File Locking in Python
I’ve been working with a super simple threadsafe file based caching mechanism. The httplib2 library has a nice and simple file based cache, but it is not threadsafe. I tried to create a version that uses a single writer thread to write to the cache files, but that ended up being rather complex. I then started trying to write my open simple lock file rather than use the fcntl module. This also fell over in tests.
I started considering the fcntl module when I found out there is os.open which seems to support the same flags.
I have tests passing and some really simple code that seems to work, but I suspect I’m missing something. Jason wrote yg.lockfile which uses zc.lockfile. The difference being that zc.lockfile does the dirty work of finding the lock file mechanism supported by the system (ie fcntl or msvcrt). It also uses a separate lock file where the locking flags get set. There is also this lock file implementation mentioned on Stack Overflow. It shouldn’t be surprising there is another file locking library that might have some useful tips within its design.

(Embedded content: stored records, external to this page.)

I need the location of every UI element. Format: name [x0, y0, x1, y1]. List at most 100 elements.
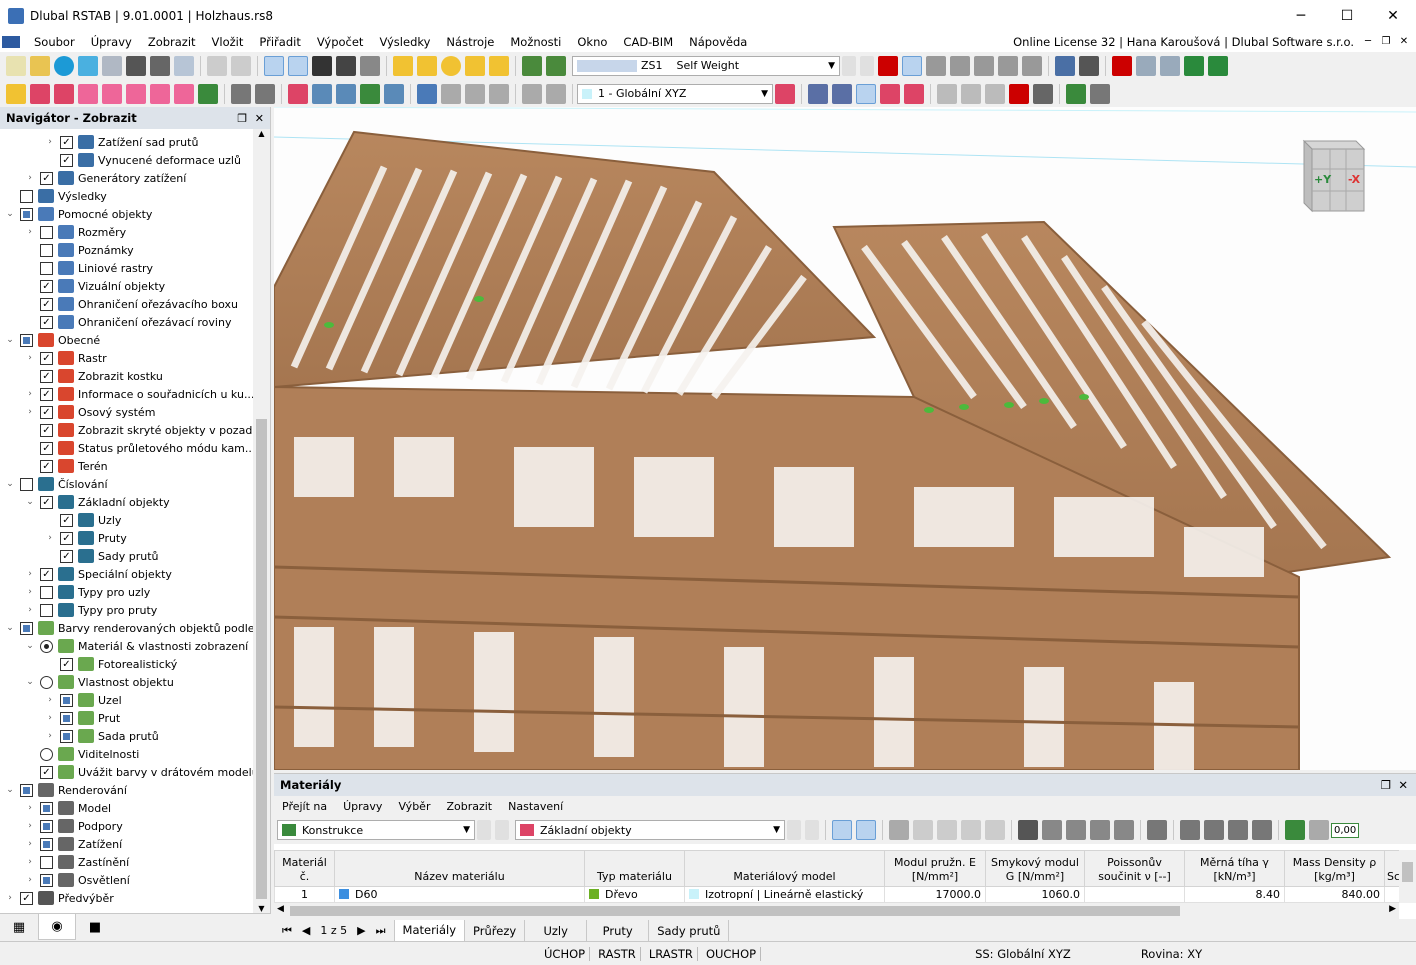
- tree-item[interactable]: › Zastínění: [24, 853, 129, 871]
- navigator-close-icon[interactable]: ❐ ✕: [237, 112, 264, 125]
- checkbox[interactable]: [40, 855, 53, 869]
- status-uchop[interactable]: ÚCHOP: [540, 946, 591, 961]
- script-icon[interactable]: [336, 55, 356, 76]
- move-icon[interactable]: [231, 83, 251, 104]
- tree-item[interactable]: › Zatížení: [24, 835, 122, 853]
- menu-cad-bim[interactable]: CAD-BIM: [615, 35, 681, 49]
- tree-item[interactable]: › Typy pro uzly: [24, 583, 150, 601]
- status-rastr[interactable]: RASTR: [594, 946, 641, 961]
- navigator-scrollbar[interactable]: ▲ ▼: [253, 129, 270, 913]
- line-style-icon[interactable]: [1090, 83, 1110, 104]
- chevron-down-icon[interactable]: ⌄: [24, 677, 36, 687]
- checkbox[interactable]: [20, 207, 33, 221]
- scale-icon[interactable]: [1079, 55, 1099, 76]
- table-cell-G[interactable]: 1060.0: [985, 886, 1085, 903]
- undo-icon[interactable]: [207, 55, 227, 76]
- target-icon[interactable]: [441, 55, 461, 76]
- tab-views-camera-icon[interactable]: ■: [76, 914, 114, 940]
- checkbox[interactable]: ✓: [60, 153, 73, 167]
- print-icon[interactable]: [150, 55, 170, 76]
- menu-vysledky[interactable]: Výsledky: [371, 35, 438, 49]
- checkbox[interactable]: [40, 243, 53, 257]
- table-cell-nu[interactable]: [1084, 886, 1185, 903]
- print-graphic-icon[interactable]: [174, 55, 194, 76]
- checkbox[interactable]: ✓: [40, 495, 53, 509]
- panel-menu-view[interactable]: Zobrazit: [438, 800, 500, 813]
- select-tree-icon[interactable]: [198, 83, 218, 104]
- view-iso-icon[interactable]: [808, 83, 828, 104]
- mdi-minimize-button[interactable]: ─: [1360, 34, 1376, 50]
- next-arrow-icon[interactable]: [860, 55, 874, 76]
- next-page-icon[interactable]: ▶: [357, 924, 365, 937]
- close-button[interactable]: ✕: [1370, 0, 1416, 31]
- checkbox[interactable]: [40, 873, 53, 887]
- next-arrow-icon[interactable]: [495, 820, 509, 840]
- chevron-right-icon[interactable]: ›: [24, 857, 36, 867]
- chevron-down-icon[interactable]: ⌄: [4, 209, 16, 219]
- menu-zobrazit[interactable]: Zobrazit: [140, 35, 204, 49]
- table-cell-name[interactable]: D60: [334, 886, 585, 903]
- checkbox[interactable]: [20, 783, 33, 797]
- checkbox[interactable]: [40, 819, 53, 833]
- copy-xyz-icon[interactable]: [255, 83, 275, 104]
- delete-row-icon[interactable]: [1018, 820, 1038, 840]
- tree-item[interactable]: Viditelnosti: [24, 745, 139, 763]
- select-set-icon[interactable]: [78, 83, 98, 104]
- column-header[interactable]: Materiálový model: [684, 850, 885, 887]
- checkbox[interactable]: [20, 477, 33, 491]
- distribute-icon[interactable]: [546, 83, 566, 104]
- checkbox[interactable]: [40, 603, 53, 617]
- checkbox[interactable]: [60, 729, 73, 743]
- console-icon[interactable]: [312, 55, 332, 76]
- chevron-right-icon[interactable]: ›: [24, 227, 36, 237]
- text-icon[interactable]: [489, 55, 509, 76]
- chevron-right-icon[interactable]: ›: [24, 173, 36, 183]
- add-row-icon[interactable]: [937, 820, 957, 840]
- menu-moznosti[interactable]: Možnosti: [502, 35, 569, 49]
- checkbox[interactable]: ✓: [40, 315, 53, 329]
- checkbox[interactable]: ✓: [40, 423, 53, 437]
- select-support-icon[interactable]: [102, 83, 122, 104]
- print-report-icon[interactable]: [102, 55, 122, 76]
- panel-menu-select[interactable]: Výběr: [390, 800, 438, 813]
- clear-results-icon[interactable]: [1112, 55, 1132, 76]
- tree-item[interactable]: ⌄ Vlastnost objektu: [24, 673, 174, 691]
- structure-select[interactable]: Konstrukce ▼: [277, 820, 475, 840]
- menu-napoveda[interactable]: Nápověda: [681, 35, 755, 49]
- insert-row-icon[interactable]: [913, 820, 933, 840]
- tree-item[interactable]: › Osvětlení: [24, 871, 130, 889]
- checkbox[interactable]: ✓: [40, 171, 53, 185]
- hscroll-thumb[interactable]: [290, 906, 1180, 916]
- table-view-icon[interactable]: [889, 820, 909, 840]
- column-header[interactable]: Modul pružn. E [N/mm²]: [884, 850, 986, 887]
- checkbox[interactable]: [60, 711, 73, 725]
- load-case-select[interactable]: ZS1 Self Weight ▼: [572, 55, 840, 76]
- chevron-right-icon[interactable]: ›: [24, 605, 36, 615]
- model-check-icon[interactable]: [393, 55, 413, 76]
- chevron-down-icon[interactable]: ⌄: [4, 623, 16, 633]
- select-line-icon[interactable]: [54, 83, 74, 104]
- tree-item[interactable]: ✓ Vynucené deformace uzlů: [44, 151, 241, 169]
- tree-item[interactable]: › ✓ Zatížení sad prutů: [44, 133, 198, 151]
- table-vscroll[interactable]: [1399, 850, 1416, 903]
- chevron-right-icon[interactable]: ›: [44, 731, 56, 741]
- results-x-icon[interactable]: [950, 55, 970, 76]
- tree-item[interactable]: ⌄ Pomocné objekty: [4, 205, 152, 223]
- tree-item[interactable]: › Uzel: [44, 691, 122, 709]
- sum-value[interactable]: 0,00: [1331, 822, 1360, 838]
- checkbox[interactable]: [40, 585, 53, 599]
- chevron-right-icon[interactable]: ›: [24, 407, 36, 417]
- menu-priradit[interactable]: Přiřadit: [251, 35, 308, 49]
- coordinate-system-select[interactable]: 1 - Globální XYZ ▼: [577, 83, 773, 104]
- delete-all-icon[interactable]: [1066, 820, 1086, 840]
- tree-item[interactable]: Liniové rastry: [24, 259, 153, 277]
- tree-item[interactable]: › ✓ Pruty: [44, 529, 127, 547]
- render-box-icon[interactable]: [1136, 55, 1156, 76]
- mdi-close-button[interactable]: ✕: [1396, 34, 1412, 50]
- copy-row-icon[interactable]: [961, 820, 981, 840]
- table-row[interactable]: 1 D60 Dřevo Izotropní | Lineárně elastický 1…: [274, 886, 1404, 903]
- tree-item[interactable]: ✓ Uvážit barvy v drátovém modelu: [24, 763, 254, 781]
- checkbox[interactable]: ✓: [40, 369, 53, 383]
- renumber-icon[interactable]: [1114, 820, 1134, 840]
- results-xyz-icon[interactable]: [926, 55, 946, 76]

I’m not going to suggest that I have the answers for perfect file locking. That said, after looking through the different examples, there are a few basic use cases you need to be aware of.
- Lock a lock file, not the file you want to work with
- Use something to identify the process the originally locked the lock file
- Locking is platform specific, so consider your use case
The first two notes deal specifically with state getting corrupted. You need to be sure if you are locking files that you handle the case where the process exits unexpectedly. If this happens and your lock is still around, what do you do to take back that lock? Using a separate file with the pid in the contents is a good way to do that without locking the actual file you are working with.
The last point regarding the platform independence is primarily because if you don’t need to deal with a specific platform, then don’t. Most of the time you are locking a file, it is because you are dealing with a concurrency condition. Adding more code that does a bunch of platform checks simply can’t be helpful in making the file locking check as atomic as possible. It may not be detrimental, but you might as well master one platform vs. handle anything available and save yourself the trouble of understanding the low level filesystem flags. There are a lot of articles out there on using fcntl, all of which saying that it can be tricky. Avoid the headache of also learning the Windows specific bits if you don’t have to.
It is frustrating that this has been this difficult. I honestly expected there to be a file locking library or function in the standard library. That said, it is definitely possible that I’m simply missing how different the use cases are. It might be best that people take different strategies as a common locking mechanism similar to the basic description above would not be beneficial to most. I also wouldn’t be surprised if this is a pretty consistent pain point when the issue comes up as it almost never sits amidst simple single threaded/process code.